Sunspirit-2021. Warga Desa Wae Sano, Kecamatan Sano Nggoang, Kabupaten Manggarai Barat, Provinsi Nusa Tenggara Timur (NTT) menegaskan kembali penolakan atas rencana penambangan panas bumi di ruang hidup mereka.
Dalam konferensi pers secara daring, Kamis (28/10/2021) warga dari Kampung Lempe dan Nunag kembali menegaskan bahwa penolakan warga telah dilakukan sejak tahun 2018.
Yosep Erwin, warga Kampung Nunang menegaskan apa yang selama ini mereka suarakan sejak 2018 merupakan suara warga meskipun ada beberapa lembaga yang mendampingi mereka.
“Suara penolakan berasal dari masyarakat bukan direkayasa. Itu murni suara masyarakat bukan rekayasa dari siapapun,” tegas Yosep saat dihubungi Mongabay Indonesia,Jumat (29/10/2021).

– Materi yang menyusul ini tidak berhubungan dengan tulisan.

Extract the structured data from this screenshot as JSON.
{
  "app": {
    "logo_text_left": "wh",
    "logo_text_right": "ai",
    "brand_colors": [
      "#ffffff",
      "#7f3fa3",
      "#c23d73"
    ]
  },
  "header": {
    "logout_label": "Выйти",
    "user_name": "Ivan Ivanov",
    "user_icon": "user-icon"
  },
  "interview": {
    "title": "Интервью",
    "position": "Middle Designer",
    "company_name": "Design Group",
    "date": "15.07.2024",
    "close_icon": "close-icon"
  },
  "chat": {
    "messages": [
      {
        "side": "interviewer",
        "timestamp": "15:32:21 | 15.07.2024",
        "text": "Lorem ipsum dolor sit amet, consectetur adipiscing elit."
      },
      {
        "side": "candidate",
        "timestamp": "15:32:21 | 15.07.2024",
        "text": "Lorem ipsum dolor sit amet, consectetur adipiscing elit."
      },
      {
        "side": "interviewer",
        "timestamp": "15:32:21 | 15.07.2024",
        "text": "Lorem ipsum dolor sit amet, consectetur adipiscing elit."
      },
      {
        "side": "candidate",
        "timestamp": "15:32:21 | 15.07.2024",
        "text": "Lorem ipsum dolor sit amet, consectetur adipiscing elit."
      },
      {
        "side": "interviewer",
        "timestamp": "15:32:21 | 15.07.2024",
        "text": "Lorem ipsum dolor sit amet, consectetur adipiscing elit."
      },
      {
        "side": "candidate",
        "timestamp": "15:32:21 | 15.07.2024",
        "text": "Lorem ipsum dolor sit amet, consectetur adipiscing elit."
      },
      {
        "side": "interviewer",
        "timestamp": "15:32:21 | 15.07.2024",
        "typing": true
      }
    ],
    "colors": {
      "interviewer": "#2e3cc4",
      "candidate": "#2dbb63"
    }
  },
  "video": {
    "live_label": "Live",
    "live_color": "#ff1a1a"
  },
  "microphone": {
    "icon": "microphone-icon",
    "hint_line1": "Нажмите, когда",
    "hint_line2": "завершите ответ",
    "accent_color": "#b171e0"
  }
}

Yosep menyebutkan pemerintah selama ini tidak mendengar penolakan warga dan tetap memakasa menandatangani MoU. Dia mengakui tetap menolak dan selama ini tetap berjuang agar Geothermal jangan dibangun di ruang hidup warga Wae Sano.
“Pemda Manggarai Barat sedang menjebak pemerintah pusat seakan-akan masyarakat sudah menerima pembangunan ini. Pemerintah terkesan masa bodoh dengan suara penolakan warga,” ujarnya.
Yosep tegaskan kembali, sedari awal warga sudah menyuarakan bahwa titik eskplorasi berada di dalam ruang hidup mereka. Ada kampung, rumah, kebun air, dan tugu persembahan atau Compang (Bahasa Manggarai) dimana manusia menjalin relasi vertikal dan horisontal.
“Bila ruang hidup ini rusak maka makna hidup manusia sebagai sebuah komunitas akan hancur,” ucapnya.
Warga Tetap Menolak
Warga Kampung Lempe sekaligus pemilik lahan di lokasi pembangunan, Eduardus Watumedang mengatakan dirinya tidak mengerti mengenai rekomendasi bahwa warga sudah setuju pembangunan geothermal.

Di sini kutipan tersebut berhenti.